Ensuring Good Passwords: Reward or Restrict?

We’re currently in the designing phase of a password rule configuration form. At first this sounded easy, but after a couple of discussions it turned out that the whole password strength and rule configuration topic is a pretty delicate one once you start digging deeper and questioning what you originally have thought was unquestionable.

The basic question here is „What does a good password make?“ where good actually means strong. The other question is „How can we get users to choose good (i.e. strong) passwords?“ – and that’s where the trouble starts.

The problem is that there’s a lot of tension when it comes to getting users to choose good passwords. There’s tension that you might never resolve and just have to find a compromise and there’s tension as a result of a false sense of security and policies established around that sense.

An example for the first type of tension is one of the basic problems of good passwords: The stronger a password, the harder it is to remember. It would be great if everyone chose a 24-character totally random password and had a different password for each service and application they use, but that’s just not going to happen. So, we need to compromise on the strength of a password in order for people to be able to remember it.

Of course there are tools that help organize our passwords, but let’s stay real here – this is not something that for example my parents would use.
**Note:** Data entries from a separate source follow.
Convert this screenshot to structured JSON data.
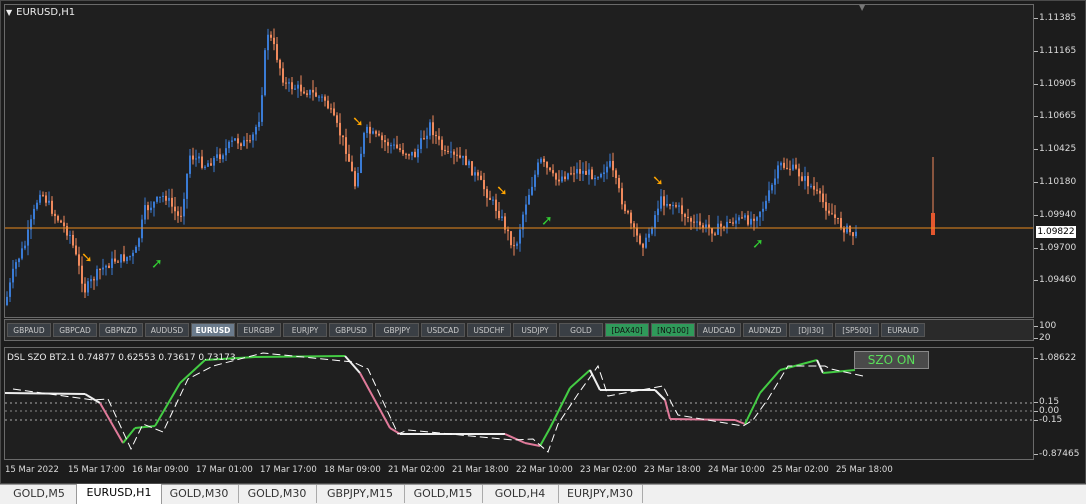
{
  "chart": {
    "title": "EURUSD,H1",
    "current_price": "1.09822",
    "price_scale": [
      "1.11385",
      "1.11165",
      "1.10905",
      "1.10665",
      "1.10425",
      "1.10180",
      "1.09940",
      "1.09700",
      "1.09460"
    ],
    "time_axis": [
      "15 Mar 2022",
      "15 Mar 17:00",
      "16 Mar 09:00",
      "17 Mar 01:00",
      "17 Mar 17:00",
      "18 Mar 09:00",
      "21 Mar 02:00",
      "21 Mar 18:00",
      "22 Mar 10:00",
      "23 Mar 02:00",
      "23 Mar 18:00",
      "24 Mar 10:00",
      "25 Mar 02:00",
      "25 Mar 18:00"
    ]
  },
  "symbols": [
    "GBPAUD",
    "GBPCAD",
    "GBPNZD",
    "AUDUSD",
    "EURUSD",
    "EURGBP",
    "EURJPY",
    "GBPUSD",
    "GBPJPY",
    "USDCAD",
    "USDCHF",
    "USDJPY",
    "GOLD",
    "[DAX40]",
    "[NQ100]",
    "AUDCAD",
    "AUDNZD",
    "[DJI30]",
    "[SP500]",
    "EURAUD"
  ],
  "active_symbol": "EURUSD",
  "green_symbols": [
    "[DAX40]",
    "[NQ100]"
  ],
  "symbar_scale": [
    "100",
    "20"
  ],
  "indicator": {
    "label": "DSL SZO BT2.1 0.74877 0.62553 0.73617 0.73173",
    "button": "SZO ON",
    "scale": [
      "1.08622",
      "0.15",
      "0.00",
      "-0.15",
      "-0.87465"
    ]
  },
  "tabs": [
    "GOLD,M5",
    "EURUSD,H1",
    "GOLD,M30",
    "GOLD,M30",
    "GBPJPY,M15",
    "GOLD,M15",
    "GOLD,H4",
    "EURJPY,M30"
  ],
  "active_tab": 1,
  "colors": {
    "bull": "#3a7bd5",
    "bear": "#f08a5d",
    "up_arrow": "#33cc33",
    "down_arrow": "#ffa500",
    "price_line": "#e8891e"
  }
}
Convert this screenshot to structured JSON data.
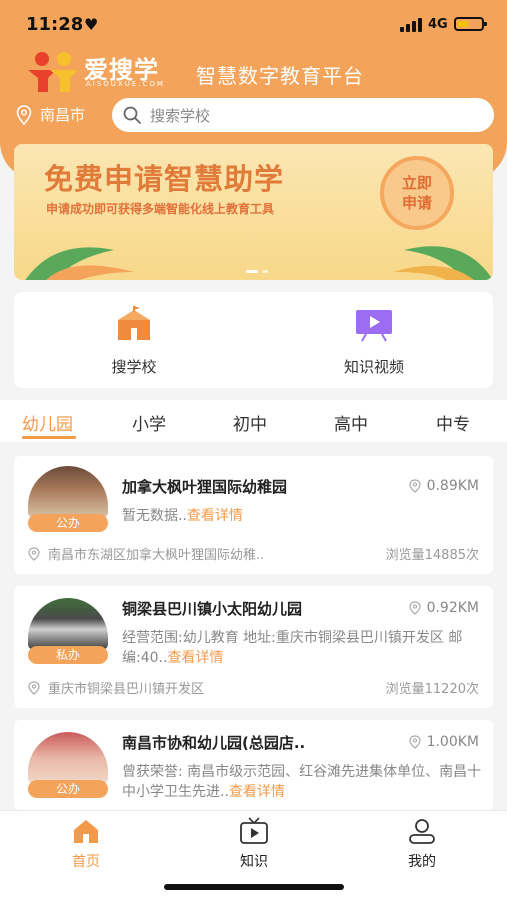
{
  "status_bar": {
    "time": "11:28",
    "network": "4G"
  },
  "header": {
    "brand": "爱搜学",
    "brand_sub": "AISOUXUE.COM",
    "slogan": "智慧数字教育平台",
    "location": "南昌市",
    "search_placeholder": "搜索学校"
  },
  "banner": {
    "title": "免费申请智慧助学",
    "subtitle": "申请成功即可获得多端智能化线上教育工具",
    "button_line1": "立即",
    "button_line2": "申请"
  },
  "quick": [
    {
      "label": "搜学校",
      "icon": "school-icon"
    },
    {
      "label": "知识视频",
      "icon": "video-screen-icon"
    }
  ],
  "tabs": [
    "幼儿园",
    "小学",
    "初中",
    "高中",
    "中专"
  ],
  "active_tab": "幼儿园",
  "schools": [
    {
      "name": "加拿大枫叶狸国际幼稚园",
      "badge": "公办",
      "distance": "0.89KM",
      "desc": "暂无数据..",
      "more": "查看详情",
      "address": "南昌市东湖区加拿大枫叶狸国际幼稚..",
      "views": "浏览量14885次"
    },
    {
      "name": "铜梁县巴川镇小太阳幼儿园",
      "badge": "私办",
      "distance": "0.92KM",
      "desc": "经营范围:幼儿教育 地址:重庆市铜梁县巴川镇开发区 邮编:40..",
      "more": "查看详情",
      "address": "重庆市铜梁县巴川镇开发区",
      "views": "浏览量11220次"
    },
    {
      "name": "南昌市协和幼儿园(总园店..",
      "badge": "公办",
      "distance": "1.00KM",
      "desc": "曾获荣誉: 南昌市级示范园、红谷滩先进集体单位、南昌十中小学卫生先进..",
      "more": "查看详情"
    }
  ],
  "bottom_nav": [
    {
      "label": "首页",
      "icon": "home-icon"
    },
    {
      "label": "知识",
      "icon": "tv-icon"
    },
    {
      "label": "我的",
      "icon": "user-icon"
    }
  ],
  "colors": {
    "accent": "#f39a4a",
    "header": "#f3a35a"
  }
}
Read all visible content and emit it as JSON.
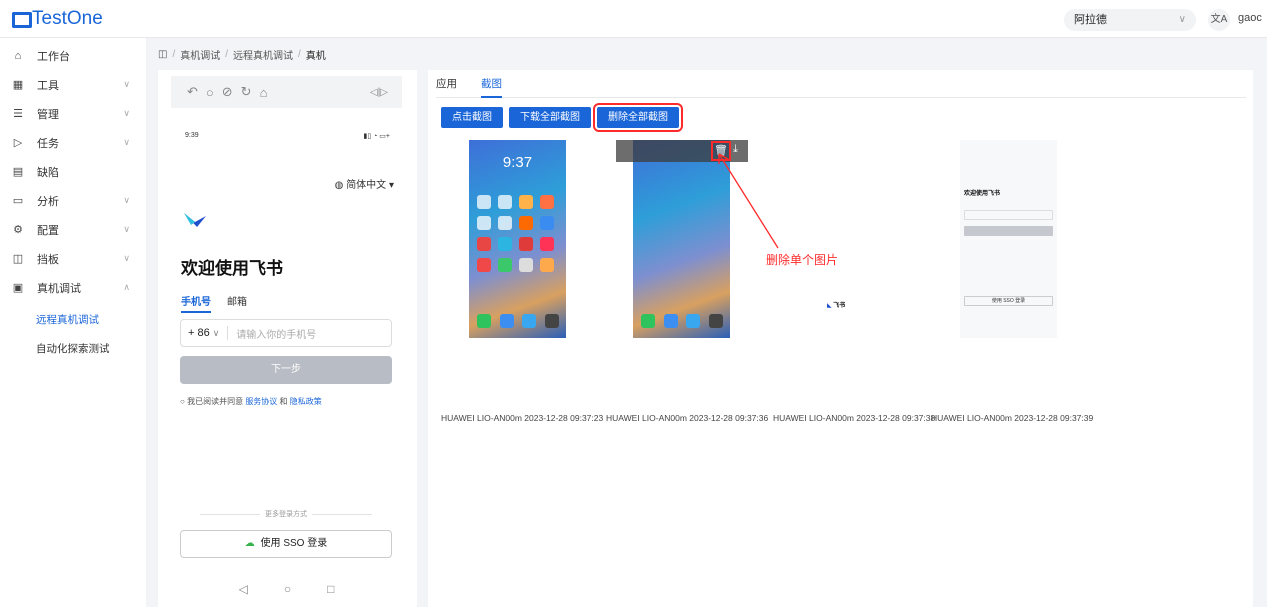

If I were to install KeePass on my parents‘ computer and tell them to use 20-character randomly generated passwords from now on, my mother would stare at me blankly and tell me that she was doing just fine with her passwords.

Now there are two ways to go from here: I’d call them restriction or reward.

Restriction means defining password rules that users have to comply to. Minimum length, use of numbers, symbols and uppercase characters, and so on. I can also force users to change their passwords every two months and prevent them from using any of their old passwords.

Reward means rewarding users for choosing a good password. It’s a bit of an ‚attaboy‘-reward, but still. Whenever I sign up for a new service or change my password, I like to see the password validation bar go from red and weak to green and strong, telling me that, yes indeed, the password I chose is strong enough to protect my account sufficiently.

The problem with restriction is that it doesn’t guarantee good passwords. If you take the most common password rules, minimum length as well as required use of numbers, symbols and uppercase letters, you can still choose Admin,1 as your password and be good to go. Requiring users to change their password after a defined period doesn’t help either. The user who chose Admin,1 initially will just change the password to Admin,2 to satisfy the required password change.

A strong password doesn’t need symbols or numbers. It simply needs to be hard to guess. A good password is a random set of characters and that’s something that’s hard to put into configurable rules.

Restriction and reward don’t really contradict each other, but they’re different approaches of how to educate users to choose good passwords. There’s a difference between forcing users to adhere to a set of rules and rewarding them for making sensible choices. And there’s tension everywhere: How far can I go with configuring rules to enforce good passwords without seriously annoying users because none of their passwords are accepted? Huh?

As I said, there are a lot of questions here and I’m not done thinking about it.